Uranium Prices Continue to Climb

By Dave Brown – Exclusive to UraniumInvestingNews.com

Spot uranium continued to demonstrate upward price movement, increasing $0.75 to $46.00 per pound reported by Trade Tech and $46.50 from UxC trade consultants. A total of over 1 million pounds uranium equivalent changed hands in seven transactions. The bulk of material was purchased by intermediaries, although utilities, producers, and intermediaries all participated in buying contracts. Buyers exhibited an increased willingness to pay higher prices to secure material as the week progressed and, as a result, the gap between willing buyers and willing sellers narrowed significantly. The most recent transaction was concluded at, or very near, the most recent uranium spot price. New demand emerged, represented by two non-US utilities entering the market. While current supply remains sufficient to meet demand, the recent increase in the spot uranium price led sellers to marginally raise their offer prices with each new sales opportunity.

Mining News

Cameco Corp.,(TSE:CCO)  has slightly lowered its sales forecast for 2010, dropping its previous guidance for uranium sales this year from a range of 31 million to 33 million to the new guidance of 30 million pounds. The change was attributed to contract deliveries now deferred by some customers until 2011, and the historically lower level of spot market uranium prices this year.

Cameco’s Chief Executive Officer, Jerry Grandey is optimistically looking towards longer term future demands as building energy capacity is leading to the biggest growth opportunity for Canadian and global uranium miners in more than three decades.
During the most recent earnings results conference call, Mr. Grandey said, “Meeting China’s future electricity demands means deals must be made now to ensure there will be fuel for the country’s rapidly expanding reactor fleet. Cameco is well positioned to supply China and other Asian markets into the future.”  The market has responded positively since the earnings call with the share price appreciating almost 4 percent from $25.54 to the $26.56 range.

Tournigan Energy (CVE:TVC) announced metallurgical test results confirming strong recovery levels should be likely at the company’s flagship Kuriskova uranium project in addition to raising $3 million in a private placement last month.  In July, test work was completed on composites from drilling during the company’s 2009-2010 drill campaign.

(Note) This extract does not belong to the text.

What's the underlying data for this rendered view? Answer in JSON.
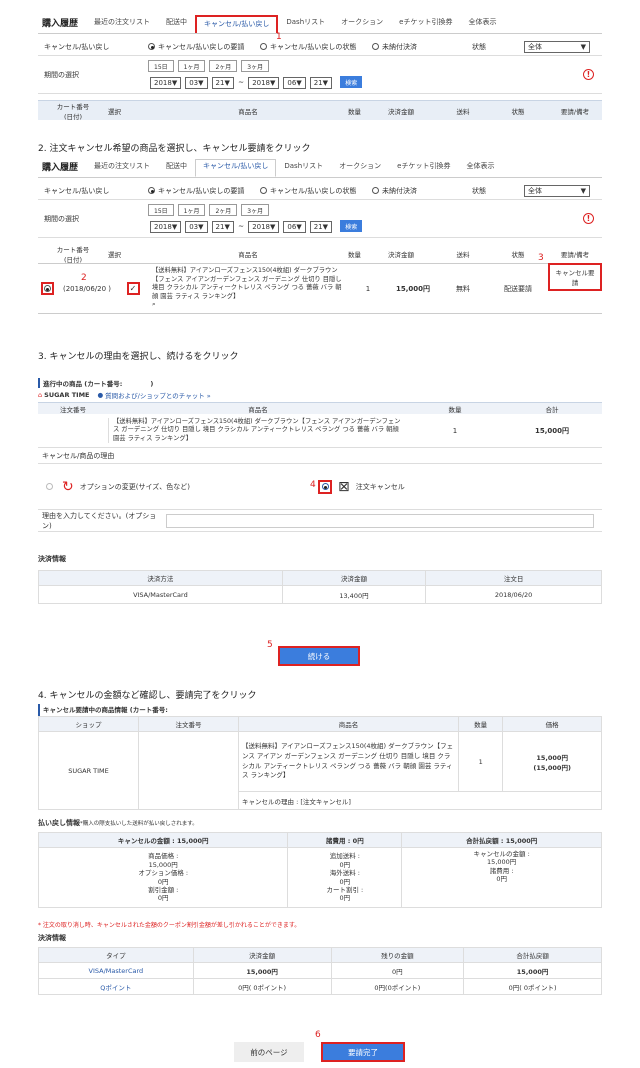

Results indicated that recoveries in excess of 90 percent of the uranium and 85 percent of the molybdenum could be recovered by pressure oxidation using a whole ore leach process in two hours. Last year’s preliminary economic assessment also indicated a very positive outlook for the project, particularly given the success in raising capital to finance the enterprise. The report estimated the mine life of the project to be 11 years, averaging 2.4 million pounds of uranium production over the first five years, and averaging 1.4 million pounds over the entire mine life. This considered uranium recovery at 90 percent, and a uranium price of $65 per pound.

Tournigan established operations in Slovakia which has four operating nuclear reactors providing more than 50 percent of its current energy requirements making it the third largest per capita user of nuclear power in the world. The country is adding two new reactors by 2013. Uranium mining is a relatively fledging concern in Slovakia, with explorations ongoing.

Slovakia seems potentially well placed to benefit from rising demand for uranium, particularly from its EU partners, which are increasingly looking to diversify their supply away from Russia, although there was some consideration of regulatory setbacks for uranium mining in the country dating to March 2009.  Parliament agreed to amendments that would give local communities and municipal and regional authorities more power to control geological research and mining after some public campaigns against uranium mining in the country.  The European Bank for Reconstruction and Development has advised the Slovak government to refrain from intervening in important sectors of the economy, in order to maintain a stable operating environment for investors.  Short term economic issues have plagued the country with GDP falling nearly 5 percent in 2009 and unemployment rising above 12 percent, as the global recession impacted many segments of the economy.  Slovak assets could rise as political parties committed to pro-investment reforms and cutting the budget deficit look to take power in the aftermath of the country’s election.